BRUSSELS CRISIS: Merkel and Juncker hold emergency talks over Catalonia chaos

The phone call is a sign of growing unease across Europe over a possible declaration of independence next week by the Catalonian regional government and backlash from Madrid.

An EU official said: “They discussed the situation in Spain, among other things.”

Spain’s worst political crisis in decades has sparked concerns over what effect it will have on the Spanish economy, the fourth largest in the euro zone, and on possible spillovers to other economies in the bloc.

EU officials said European finance ministers, gathering in Brussels on Monday and Tuesday for a regular meeting, may discuss the issue although it is not formally on the agenda.

The EU Commission has repeatedly urged Catalan and Spanish leaders to find a political solution.

The support given in public statements by EU leaders to Spain’s Prime Minister Mariano Rajoy is combined with concern expressed in private about how the Spanish government’s use of police to prevent Catalans from voting last week in an independence referendum could backfire.

Nearly 900 were injured in violent clashes between voters and police on Sunday as the officers tried to stop the referendum going ahead.

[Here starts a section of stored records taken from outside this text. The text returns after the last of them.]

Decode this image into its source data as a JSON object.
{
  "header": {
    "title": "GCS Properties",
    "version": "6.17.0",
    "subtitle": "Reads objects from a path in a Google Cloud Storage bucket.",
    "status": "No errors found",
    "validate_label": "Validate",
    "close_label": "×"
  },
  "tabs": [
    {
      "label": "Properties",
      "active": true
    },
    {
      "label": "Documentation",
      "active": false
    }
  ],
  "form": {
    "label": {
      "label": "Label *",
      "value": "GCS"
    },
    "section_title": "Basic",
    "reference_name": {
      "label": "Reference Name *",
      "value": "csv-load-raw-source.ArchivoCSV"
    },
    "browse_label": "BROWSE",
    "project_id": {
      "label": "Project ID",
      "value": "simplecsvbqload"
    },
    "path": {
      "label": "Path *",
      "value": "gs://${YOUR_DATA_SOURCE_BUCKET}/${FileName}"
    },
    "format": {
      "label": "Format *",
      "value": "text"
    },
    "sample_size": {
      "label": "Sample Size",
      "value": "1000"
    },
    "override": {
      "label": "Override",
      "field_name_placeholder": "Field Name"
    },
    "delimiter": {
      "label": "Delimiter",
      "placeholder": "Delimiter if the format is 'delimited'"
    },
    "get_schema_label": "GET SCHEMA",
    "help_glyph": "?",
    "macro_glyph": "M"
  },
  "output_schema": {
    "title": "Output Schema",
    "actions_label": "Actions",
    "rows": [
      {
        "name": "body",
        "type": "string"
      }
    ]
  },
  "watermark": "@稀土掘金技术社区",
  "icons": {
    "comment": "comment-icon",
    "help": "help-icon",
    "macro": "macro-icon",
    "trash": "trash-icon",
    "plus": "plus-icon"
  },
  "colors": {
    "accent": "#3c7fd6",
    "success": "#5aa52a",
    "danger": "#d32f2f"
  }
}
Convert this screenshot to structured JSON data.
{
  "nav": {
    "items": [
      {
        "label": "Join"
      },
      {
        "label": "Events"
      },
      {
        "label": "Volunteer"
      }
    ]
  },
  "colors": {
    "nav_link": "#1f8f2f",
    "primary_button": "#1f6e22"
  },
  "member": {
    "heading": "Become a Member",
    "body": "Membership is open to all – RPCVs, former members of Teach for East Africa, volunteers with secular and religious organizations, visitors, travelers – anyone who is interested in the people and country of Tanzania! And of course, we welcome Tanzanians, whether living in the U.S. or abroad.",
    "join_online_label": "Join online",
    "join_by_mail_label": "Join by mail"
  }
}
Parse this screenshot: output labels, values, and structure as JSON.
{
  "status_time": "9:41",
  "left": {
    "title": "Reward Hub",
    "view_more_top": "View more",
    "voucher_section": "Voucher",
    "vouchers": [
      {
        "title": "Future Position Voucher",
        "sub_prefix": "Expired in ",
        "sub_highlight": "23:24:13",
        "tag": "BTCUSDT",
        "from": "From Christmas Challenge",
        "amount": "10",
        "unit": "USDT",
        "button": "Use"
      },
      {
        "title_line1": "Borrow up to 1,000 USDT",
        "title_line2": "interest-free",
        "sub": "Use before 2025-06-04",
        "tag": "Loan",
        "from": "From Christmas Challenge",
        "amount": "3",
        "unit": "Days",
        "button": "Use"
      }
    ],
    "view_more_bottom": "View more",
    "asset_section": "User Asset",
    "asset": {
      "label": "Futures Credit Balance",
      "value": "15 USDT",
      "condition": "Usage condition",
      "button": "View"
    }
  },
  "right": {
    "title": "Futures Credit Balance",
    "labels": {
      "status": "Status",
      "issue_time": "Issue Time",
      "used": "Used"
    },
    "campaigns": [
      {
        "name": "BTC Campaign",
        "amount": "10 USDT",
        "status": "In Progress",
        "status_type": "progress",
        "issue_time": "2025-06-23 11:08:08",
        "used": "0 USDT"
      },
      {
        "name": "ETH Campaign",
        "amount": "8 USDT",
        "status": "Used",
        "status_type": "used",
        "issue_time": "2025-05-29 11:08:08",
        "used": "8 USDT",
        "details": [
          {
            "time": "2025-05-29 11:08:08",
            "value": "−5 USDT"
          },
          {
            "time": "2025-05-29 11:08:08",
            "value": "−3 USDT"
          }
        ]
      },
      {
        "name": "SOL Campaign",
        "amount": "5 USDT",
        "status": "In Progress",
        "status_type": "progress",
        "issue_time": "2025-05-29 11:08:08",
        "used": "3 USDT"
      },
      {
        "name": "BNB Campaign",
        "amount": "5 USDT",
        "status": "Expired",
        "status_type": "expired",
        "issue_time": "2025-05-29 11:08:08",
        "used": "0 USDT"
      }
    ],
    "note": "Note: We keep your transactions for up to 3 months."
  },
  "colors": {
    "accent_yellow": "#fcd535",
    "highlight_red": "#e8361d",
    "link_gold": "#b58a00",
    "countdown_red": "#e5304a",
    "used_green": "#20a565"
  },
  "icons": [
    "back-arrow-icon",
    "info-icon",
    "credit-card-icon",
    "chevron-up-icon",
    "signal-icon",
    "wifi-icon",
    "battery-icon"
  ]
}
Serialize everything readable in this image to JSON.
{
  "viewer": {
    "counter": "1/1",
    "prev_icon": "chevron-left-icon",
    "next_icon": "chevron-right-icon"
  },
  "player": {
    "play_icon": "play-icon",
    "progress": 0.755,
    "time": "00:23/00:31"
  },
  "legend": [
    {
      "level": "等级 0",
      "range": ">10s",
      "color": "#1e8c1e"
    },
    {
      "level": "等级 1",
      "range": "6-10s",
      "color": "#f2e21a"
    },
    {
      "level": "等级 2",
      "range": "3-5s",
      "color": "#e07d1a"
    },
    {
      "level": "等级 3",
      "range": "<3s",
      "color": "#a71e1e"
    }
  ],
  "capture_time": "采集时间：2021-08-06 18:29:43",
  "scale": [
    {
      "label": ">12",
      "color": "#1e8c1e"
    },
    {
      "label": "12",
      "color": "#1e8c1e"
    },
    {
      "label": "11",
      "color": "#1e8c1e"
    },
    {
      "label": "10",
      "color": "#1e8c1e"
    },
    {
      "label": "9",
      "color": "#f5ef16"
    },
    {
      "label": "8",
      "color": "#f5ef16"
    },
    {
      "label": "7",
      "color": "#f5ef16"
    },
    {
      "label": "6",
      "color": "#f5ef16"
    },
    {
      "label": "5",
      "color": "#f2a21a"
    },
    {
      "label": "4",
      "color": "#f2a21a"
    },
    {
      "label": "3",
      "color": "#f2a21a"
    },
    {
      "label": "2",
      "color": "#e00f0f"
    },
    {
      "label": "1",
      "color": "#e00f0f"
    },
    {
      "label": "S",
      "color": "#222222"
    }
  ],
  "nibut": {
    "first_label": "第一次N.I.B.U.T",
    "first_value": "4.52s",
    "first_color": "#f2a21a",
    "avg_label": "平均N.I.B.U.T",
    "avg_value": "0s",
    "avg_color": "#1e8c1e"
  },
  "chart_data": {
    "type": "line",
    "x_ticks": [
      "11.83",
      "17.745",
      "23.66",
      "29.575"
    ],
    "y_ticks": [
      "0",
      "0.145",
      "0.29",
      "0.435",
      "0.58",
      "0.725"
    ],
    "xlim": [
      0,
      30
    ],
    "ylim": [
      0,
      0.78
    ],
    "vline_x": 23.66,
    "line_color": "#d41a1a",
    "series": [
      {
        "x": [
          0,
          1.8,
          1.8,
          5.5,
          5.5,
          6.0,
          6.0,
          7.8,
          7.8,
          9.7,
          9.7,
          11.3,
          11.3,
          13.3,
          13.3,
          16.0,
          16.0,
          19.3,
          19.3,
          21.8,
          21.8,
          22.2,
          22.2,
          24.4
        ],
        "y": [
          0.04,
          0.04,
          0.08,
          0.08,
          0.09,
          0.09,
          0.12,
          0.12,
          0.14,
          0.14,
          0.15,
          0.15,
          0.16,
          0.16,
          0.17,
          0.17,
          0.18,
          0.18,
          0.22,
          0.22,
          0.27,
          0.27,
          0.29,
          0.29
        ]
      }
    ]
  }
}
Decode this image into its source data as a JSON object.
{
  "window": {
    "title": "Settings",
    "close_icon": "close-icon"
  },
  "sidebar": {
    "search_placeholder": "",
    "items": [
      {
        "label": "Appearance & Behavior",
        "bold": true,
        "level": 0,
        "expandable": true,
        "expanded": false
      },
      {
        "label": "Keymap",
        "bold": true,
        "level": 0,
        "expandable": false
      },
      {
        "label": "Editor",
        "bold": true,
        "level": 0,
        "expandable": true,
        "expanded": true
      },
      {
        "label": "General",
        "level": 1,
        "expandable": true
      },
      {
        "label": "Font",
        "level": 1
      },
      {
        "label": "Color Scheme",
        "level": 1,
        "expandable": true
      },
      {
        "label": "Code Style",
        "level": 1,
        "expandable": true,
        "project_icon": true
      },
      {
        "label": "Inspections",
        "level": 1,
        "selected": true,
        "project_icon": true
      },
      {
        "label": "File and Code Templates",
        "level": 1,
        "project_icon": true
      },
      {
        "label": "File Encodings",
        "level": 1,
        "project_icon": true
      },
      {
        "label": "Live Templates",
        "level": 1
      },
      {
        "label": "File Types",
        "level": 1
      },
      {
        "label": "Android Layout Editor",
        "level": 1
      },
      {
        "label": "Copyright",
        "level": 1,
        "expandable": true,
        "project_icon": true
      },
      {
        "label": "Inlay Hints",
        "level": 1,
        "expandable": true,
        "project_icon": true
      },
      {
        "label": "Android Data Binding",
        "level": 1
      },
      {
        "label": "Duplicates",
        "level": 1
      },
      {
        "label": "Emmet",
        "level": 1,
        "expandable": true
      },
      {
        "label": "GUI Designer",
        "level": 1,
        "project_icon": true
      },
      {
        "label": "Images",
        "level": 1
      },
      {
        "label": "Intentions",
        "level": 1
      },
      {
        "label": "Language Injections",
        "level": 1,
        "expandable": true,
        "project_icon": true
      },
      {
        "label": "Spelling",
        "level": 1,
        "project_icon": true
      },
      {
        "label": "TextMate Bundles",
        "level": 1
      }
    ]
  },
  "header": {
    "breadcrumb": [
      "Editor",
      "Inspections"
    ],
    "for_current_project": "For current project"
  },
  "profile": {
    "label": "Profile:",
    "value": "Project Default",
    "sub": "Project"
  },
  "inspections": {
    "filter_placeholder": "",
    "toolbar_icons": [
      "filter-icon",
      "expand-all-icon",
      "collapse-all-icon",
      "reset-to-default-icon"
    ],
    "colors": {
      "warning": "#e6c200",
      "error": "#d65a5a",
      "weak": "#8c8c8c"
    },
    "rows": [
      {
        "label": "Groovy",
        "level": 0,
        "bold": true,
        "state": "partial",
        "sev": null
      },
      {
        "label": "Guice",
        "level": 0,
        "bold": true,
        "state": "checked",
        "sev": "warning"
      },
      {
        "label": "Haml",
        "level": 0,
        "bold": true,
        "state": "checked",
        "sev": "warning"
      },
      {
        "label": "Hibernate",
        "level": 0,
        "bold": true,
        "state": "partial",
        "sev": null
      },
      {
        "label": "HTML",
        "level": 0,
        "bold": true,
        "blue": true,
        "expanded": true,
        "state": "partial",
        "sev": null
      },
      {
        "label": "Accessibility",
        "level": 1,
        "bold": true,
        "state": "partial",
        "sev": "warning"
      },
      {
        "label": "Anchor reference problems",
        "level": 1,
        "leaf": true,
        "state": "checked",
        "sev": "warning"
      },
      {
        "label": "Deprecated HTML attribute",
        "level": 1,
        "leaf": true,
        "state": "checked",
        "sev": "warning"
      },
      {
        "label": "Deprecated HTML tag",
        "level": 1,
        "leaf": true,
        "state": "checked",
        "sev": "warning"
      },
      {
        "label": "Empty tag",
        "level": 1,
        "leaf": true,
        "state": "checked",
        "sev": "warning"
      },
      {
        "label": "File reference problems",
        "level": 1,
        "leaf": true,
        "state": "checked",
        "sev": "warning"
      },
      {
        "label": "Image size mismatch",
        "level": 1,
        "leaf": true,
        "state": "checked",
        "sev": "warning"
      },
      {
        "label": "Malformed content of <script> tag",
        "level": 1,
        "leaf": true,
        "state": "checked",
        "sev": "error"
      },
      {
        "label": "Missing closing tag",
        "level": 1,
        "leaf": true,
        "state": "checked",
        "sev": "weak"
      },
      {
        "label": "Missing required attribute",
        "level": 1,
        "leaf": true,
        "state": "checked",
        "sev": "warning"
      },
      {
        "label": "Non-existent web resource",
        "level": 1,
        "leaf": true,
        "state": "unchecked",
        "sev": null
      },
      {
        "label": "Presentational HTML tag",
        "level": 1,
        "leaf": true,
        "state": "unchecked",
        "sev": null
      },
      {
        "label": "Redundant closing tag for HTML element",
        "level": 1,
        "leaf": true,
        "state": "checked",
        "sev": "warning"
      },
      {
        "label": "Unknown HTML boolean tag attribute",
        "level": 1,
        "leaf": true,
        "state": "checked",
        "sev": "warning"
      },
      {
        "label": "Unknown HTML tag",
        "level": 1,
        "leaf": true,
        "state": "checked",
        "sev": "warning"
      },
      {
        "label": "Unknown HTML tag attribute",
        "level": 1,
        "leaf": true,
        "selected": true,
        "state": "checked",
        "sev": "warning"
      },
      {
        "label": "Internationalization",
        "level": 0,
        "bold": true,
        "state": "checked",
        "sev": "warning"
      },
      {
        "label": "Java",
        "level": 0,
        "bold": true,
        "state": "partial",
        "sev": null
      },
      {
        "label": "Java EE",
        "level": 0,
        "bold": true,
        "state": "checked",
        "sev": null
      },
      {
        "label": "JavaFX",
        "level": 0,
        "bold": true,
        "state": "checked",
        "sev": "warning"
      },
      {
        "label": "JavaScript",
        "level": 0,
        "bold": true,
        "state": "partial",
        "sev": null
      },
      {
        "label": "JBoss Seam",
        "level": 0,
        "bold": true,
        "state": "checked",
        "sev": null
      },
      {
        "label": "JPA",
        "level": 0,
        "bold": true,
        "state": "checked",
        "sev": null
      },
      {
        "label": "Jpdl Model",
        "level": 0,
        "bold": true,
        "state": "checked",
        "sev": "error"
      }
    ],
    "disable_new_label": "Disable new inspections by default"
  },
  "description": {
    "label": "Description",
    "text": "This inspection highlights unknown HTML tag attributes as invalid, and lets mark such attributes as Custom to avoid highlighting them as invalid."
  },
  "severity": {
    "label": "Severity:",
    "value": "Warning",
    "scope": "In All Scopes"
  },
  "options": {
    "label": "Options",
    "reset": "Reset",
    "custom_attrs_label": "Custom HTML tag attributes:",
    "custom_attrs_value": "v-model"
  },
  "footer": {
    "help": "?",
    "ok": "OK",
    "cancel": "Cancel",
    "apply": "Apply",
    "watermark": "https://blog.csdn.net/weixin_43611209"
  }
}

The Spanish government apologised for the first time on Friday for the police use of violence.

The final results of the vote showed 90 per cent of the 2.3 million people who voted backed independence. Turnout was 43 per cent.

The country is waiting for a speech on Tuesday by Catalan President Carles Puigdemont amid speculation he will declare independence

Some EU states are worried that talk of Catalan independence could fuel secessionist feelings in other parts of Europe. 

Italy’s wealthy regions of Lombardy and Veneto are both eyeing referendums on October 22 aimed at gaining more autonomy,.

South Tyrol in Italy has a secessionist movement that would like to secede from Italy and reunify with Austria.

Willem Buiter, chief economist at Citi, told CNBC on Wednesday that “the Europe of regions is making a comeback.”

He said: “Too many countries in the European Union have secessionist problems … this is not a unique problem.”